CPU and memory resources are allocated per container and billed based on actual usage. Configure each app with specific CPU and memory requirements to optimize performance and cost.

## Resource Configuration

### CPU Configuration

CPU resources are specified as vCPU units (float) in the `cerebrium.toml` file:

```toml theme={null}
[cerebrium.hardware]
cpu = 4    # Number of vCPU cores
```

Start with 4 CPU cores for most applications. Add cores based on monitoring, performance, and resource requirements. CPU usage is throttled when exceeding the specified limit.

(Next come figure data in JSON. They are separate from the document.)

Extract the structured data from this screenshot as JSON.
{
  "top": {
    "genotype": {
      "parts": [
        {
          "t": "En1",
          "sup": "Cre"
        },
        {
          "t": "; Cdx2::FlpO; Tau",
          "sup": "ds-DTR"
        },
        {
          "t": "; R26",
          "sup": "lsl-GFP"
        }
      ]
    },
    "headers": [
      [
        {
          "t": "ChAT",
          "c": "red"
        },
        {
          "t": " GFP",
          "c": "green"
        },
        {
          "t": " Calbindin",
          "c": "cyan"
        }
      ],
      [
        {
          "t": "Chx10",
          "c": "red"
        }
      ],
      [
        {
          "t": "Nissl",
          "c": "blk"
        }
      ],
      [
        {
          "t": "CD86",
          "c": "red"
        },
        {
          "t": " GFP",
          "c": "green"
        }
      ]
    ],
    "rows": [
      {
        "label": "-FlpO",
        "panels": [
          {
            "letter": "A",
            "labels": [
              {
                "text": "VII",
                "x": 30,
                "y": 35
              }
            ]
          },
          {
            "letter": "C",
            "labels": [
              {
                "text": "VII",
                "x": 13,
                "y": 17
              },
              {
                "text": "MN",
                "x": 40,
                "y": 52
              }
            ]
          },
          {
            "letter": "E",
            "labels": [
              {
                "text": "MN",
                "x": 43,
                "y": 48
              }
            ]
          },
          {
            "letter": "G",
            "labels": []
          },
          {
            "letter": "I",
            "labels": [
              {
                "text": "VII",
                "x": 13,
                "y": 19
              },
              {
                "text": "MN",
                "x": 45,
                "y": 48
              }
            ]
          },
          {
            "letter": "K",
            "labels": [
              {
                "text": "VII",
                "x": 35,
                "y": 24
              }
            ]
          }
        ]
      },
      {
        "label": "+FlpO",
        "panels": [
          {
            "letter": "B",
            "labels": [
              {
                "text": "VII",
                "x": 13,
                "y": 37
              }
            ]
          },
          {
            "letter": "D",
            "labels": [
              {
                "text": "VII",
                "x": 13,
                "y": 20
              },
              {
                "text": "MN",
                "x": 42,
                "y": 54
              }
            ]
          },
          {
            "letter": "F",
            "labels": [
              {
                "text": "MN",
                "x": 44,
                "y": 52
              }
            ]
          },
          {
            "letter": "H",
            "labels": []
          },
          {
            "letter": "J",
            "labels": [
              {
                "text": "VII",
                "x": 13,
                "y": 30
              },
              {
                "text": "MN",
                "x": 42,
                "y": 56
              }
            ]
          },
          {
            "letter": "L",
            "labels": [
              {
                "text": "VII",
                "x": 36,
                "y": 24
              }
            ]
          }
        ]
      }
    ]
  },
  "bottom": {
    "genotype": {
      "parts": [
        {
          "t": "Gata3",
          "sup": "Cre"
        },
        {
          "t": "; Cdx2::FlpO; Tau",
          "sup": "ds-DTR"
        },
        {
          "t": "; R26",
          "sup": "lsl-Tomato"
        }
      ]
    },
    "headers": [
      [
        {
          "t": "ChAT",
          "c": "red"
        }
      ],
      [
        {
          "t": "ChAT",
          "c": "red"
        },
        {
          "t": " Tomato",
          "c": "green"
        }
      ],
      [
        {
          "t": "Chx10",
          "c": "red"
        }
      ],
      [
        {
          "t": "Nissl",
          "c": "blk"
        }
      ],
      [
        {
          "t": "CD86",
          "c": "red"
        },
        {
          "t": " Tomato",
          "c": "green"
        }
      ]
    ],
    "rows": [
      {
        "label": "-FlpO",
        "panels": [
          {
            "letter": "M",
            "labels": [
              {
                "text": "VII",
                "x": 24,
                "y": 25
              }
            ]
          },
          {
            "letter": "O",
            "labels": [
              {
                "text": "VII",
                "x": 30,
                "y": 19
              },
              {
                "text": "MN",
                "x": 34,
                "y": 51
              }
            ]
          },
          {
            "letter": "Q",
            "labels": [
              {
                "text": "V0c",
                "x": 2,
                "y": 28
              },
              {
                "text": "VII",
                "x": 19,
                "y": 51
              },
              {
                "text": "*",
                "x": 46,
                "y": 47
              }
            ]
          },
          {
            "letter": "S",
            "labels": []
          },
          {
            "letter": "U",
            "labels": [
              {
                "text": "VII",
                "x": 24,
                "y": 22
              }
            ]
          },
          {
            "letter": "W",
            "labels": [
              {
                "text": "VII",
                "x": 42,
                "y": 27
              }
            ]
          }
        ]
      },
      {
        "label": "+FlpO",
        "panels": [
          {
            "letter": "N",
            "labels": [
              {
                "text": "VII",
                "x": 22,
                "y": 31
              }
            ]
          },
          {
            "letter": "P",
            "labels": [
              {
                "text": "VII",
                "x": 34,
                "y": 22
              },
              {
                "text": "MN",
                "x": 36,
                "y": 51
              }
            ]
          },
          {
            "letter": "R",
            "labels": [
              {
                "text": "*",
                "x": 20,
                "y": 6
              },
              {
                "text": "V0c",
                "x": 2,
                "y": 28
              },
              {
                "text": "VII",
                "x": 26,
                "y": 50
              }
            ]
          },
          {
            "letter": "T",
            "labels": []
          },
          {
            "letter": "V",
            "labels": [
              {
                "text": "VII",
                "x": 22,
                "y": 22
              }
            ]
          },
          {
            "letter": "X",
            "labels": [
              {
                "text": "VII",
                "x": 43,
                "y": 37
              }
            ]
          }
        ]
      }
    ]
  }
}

Fractional CPUs are also supported (e.g., `0.5`).

### Memory Configuration

Memory is specified in gigabytes as a floating-point number:

```toml theme={null}
[cerebrium.hardware]
memory = 16.0    # Memory in GB
```

Allocate system memory equal to the GPU's VRAM capacity as a baseline. This accounts for initial model loading and compilation before GPU transfer. Applications terminate with an Out of Memory (OOM) error if they exceed the specified memory limit.

<Info>
  Memory and CPU are billed based on usage, which reduces costs for end-users
  and doesn’t require the overprovisioning of an entire instance.
</Info>

## Resource Limits

Resource limits depend on the selected hardware configuration:

| Hardware Type      | Max CPU Cores | Max Memory (GB) |
| ------------------ | ------------- | --------------- |
| CPU Only           | 48            | 96              |
| ADA\_L40           | 16            | 128             |
| AMPERE\_A100       | 12            | 140             |
| AMPERE\_A10        | 48            | 192             |
| ADA\_L4            | 48            | 192             |
| TURING\_T4         | 48            | 192             |
| BLACKWELL\_RTX6000 | 24            | 218             |
| HOPPER\_H100       | 24            | 256             |
| HOPPER\_H200       | 24            | 256             |
| BLACKWELL\_B200    | 24            | 256             |
| BLACKWELL\_B300    | 24            | 512             |
| TRN1               | 128           | 512             |

## Memory Optimization

The Transformers library provides memory optimization through the `low_cpu_mem_usage` flag, which reduces memory footprint at the cost of longer initialization times. Implement lazy loading for large datasets to further reduce memory usage. Monitor memory patterns through platform metrics to identify optimization opportunities. Use memory-efficient model loading techniques for large-scale deployments.

## Resource Monitoring

The platform monitors CPU utilization and throttling events to identify performance bottlenecks. Memory usage and OOM events are tracked to prevent application failures.